Geologists saw the first glint of the horse’s history in 2003 when they plucked its toe bone from permafrost in a remote Yukon gold mine. The uninterrupted freeze of the permafrost preserved DNA in the horse bone, but since DNA decays into smaller and less intelligible fragments over time, the specimen seemed too ancient to analyze. “When that fossil was found, no one would have believed that we could get DNA out of it,” says Yukon government paleontologist Grant Zazula.

Armed with a decade of improvements in next-generation sequencing techniques, Denmark-based evolutionary geneticist Ludovic Orlando could finally piece together what was left of the bone’s DNA. Using what’s called true single molecule sequencing, Orlando lit up the A’s, C’s, T’s and G’s, one by one, to assemble the horse’s genome — six times older than any nuclear DNA specimen ever sequenced.

The results, published in July, radically revise the timeline for equine evolution, revealing that the common ancestor of contemporary horses, zebras and donkeys originated at least 4 million years ago, twice as far back as previously thought.

Hunting for Human History

Deciphering human DNA of the same vintage seems like it should be next on the docket. Here’s the catch: No comparably ancient human skeleton has been found preserved in permafrost.
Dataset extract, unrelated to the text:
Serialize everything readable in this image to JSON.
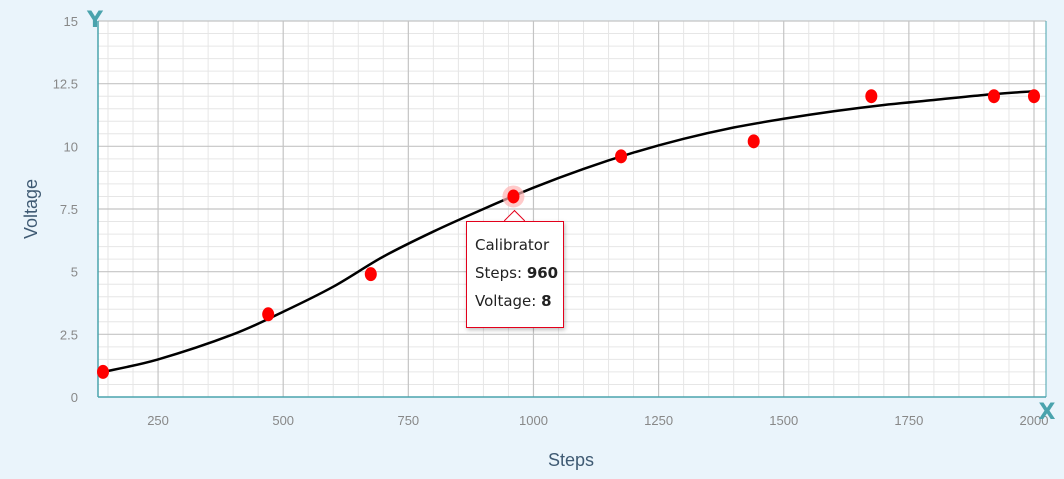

Weathered hominid bones — and their decaying DNA — are generally discovered in temperate caves, like the one in Spain’s Atapuerca Mountains, whose collection of these remains is among the world’s largest and oldest. “This is a dream site for studying the ancestors of Neanderthals and perhaps modern humans,” says evolutionary geneticist Svante Pääbo.

But getting a DNA sample from a bone means drilling a hole in it, and archaeologists were not about to let geneticists go to work on the deteriorating human skeletons without some guarantee of a genome. So Pääbo’s team procured a similarly degraded non-human specimen from the same rocky dwelling for their proof of concept, published in August: the genome of a 400,000-year-old cave bear.

The Germany-based team developed two advances to get and use more of the bear’s genetic information from its bones. First, they salvaged DNA fragments degraded down to as few as 30 base pairs (by comparison, fragments from the frozen horse bone averaged 78 base pairs). Second, they separated the complementary strands of DNA in these fragments before sequencing so they could still use one half of the double helix even if the other half were damaged.

Now Pääbo’s team is applying these techniques to Atapuerca’s ancient hominids to pinpoint changes in the human genome and determine when they occurred. “If we can see things directly — things that were alive 400,000 years ago,” says Jesse Dabney, a doctoral student involved with the project, “we can get a clearer picture of our own evolution.”